GWYNEDD Council must find £50 million of savings in the next four years.
The authority said it had already saved £20 million in the last four years to “bridge the financial gap” caused by government funding cuts.
A Gwynedd Council spokesman said: “Despite the fact that Gwynedd Council’s firm focus on financial planning has been recognised on the national level by the Wales Audit Office, further even more draconian cuts in the funding the Council receives from central government to pay for local services mean that the authority faces an additional shortfall of around £50 million between now and 2017/18.”
The spokesman said the council had avoided service cuts by reducing the number of chief officers, improving procurement procedures and making public buildings more energy efficient.
The cabinet on April 1 will discuss a report on the authority’s financial situation, which will recommend up £21.8 million to be achieved by “finding more efficient ways of working and managing the demand for local services.”

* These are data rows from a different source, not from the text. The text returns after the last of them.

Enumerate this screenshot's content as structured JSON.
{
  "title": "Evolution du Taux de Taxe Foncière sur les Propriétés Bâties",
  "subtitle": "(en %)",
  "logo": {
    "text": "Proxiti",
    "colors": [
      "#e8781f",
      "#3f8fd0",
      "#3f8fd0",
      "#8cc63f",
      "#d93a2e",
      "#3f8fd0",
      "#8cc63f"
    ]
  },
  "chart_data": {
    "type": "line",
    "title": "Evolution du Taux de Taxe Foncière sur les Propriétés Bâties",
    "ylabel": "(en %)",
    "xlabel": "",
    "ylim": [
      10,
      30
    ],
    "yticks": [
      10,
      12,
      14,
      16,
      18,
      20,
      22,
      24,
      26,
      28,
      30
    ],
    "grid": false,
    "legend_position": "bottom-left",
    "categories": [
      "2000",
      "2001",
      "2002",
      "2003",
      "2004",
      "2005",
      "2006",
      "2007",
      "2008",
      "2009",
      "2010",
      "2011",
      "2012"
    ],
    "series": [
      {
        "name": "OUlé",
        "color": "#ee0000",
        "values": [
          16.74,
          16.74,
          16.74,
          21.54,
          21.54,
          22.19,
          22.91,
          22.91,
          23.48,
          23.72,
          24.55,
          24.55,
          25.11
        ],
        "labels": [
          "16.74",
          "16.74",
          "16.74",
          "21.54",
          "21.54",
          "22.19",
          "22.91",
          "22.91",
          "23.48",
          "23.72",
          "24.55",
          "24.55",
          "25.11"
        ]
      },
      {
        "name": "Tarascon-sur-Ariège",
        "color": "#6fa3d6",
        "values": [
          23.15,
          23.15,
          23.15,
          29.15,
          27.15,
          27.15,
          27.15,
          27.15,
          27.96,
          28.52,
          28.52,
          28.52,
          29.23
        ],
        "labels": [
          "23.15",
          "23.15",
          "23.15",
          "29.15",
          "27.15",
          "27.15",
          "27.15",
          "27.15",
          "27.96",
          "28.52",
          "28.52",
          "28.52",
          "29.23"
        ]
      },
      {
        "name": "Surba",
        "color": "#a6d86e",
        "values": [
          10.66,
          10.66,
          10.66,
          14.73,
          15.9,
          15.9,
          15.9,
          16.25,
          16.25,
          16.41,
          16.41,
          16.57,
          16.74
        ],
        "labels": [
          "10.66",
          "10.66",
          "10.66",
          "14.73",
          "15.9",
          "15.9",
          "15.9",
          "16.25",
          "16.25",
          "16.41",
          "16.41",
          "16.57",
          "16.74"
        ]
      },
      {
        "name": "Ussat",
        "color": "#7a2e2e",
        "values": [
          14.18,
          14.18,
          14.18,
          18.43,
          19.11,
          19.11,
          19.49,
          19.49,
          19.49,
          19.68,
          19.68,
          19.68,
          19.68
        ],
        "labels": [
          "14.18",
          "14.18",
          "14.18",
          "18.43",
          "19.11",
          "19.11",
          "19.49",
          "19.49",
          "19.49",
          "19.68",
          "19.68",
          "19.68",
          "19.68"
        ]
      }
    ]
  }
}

Cllr Preredur Jenkins, Gwynedd Council’s resources cabinet member, said: “By planning for the long run, we have so far been able to hold off from making the more knee-jerk service cuts that many other councils are now having to deliver.
“The scale of the task ahead – bridging a £50 million funding gap - means that we must be realistic and recognise that efficiency savings alone will not be enough and that some service cuts and further Council Tax increases will also be necessary.”
Gwynedd Council already has projects in place to deliver an additional £6.5 million of savings between now and 2017/18. If the report is adopted, further potential savings which will be considered in detail by a scrutiny working group.
A finalised list of proposals will then be presented to the cabinet for a final decision, which is expected by early autumn.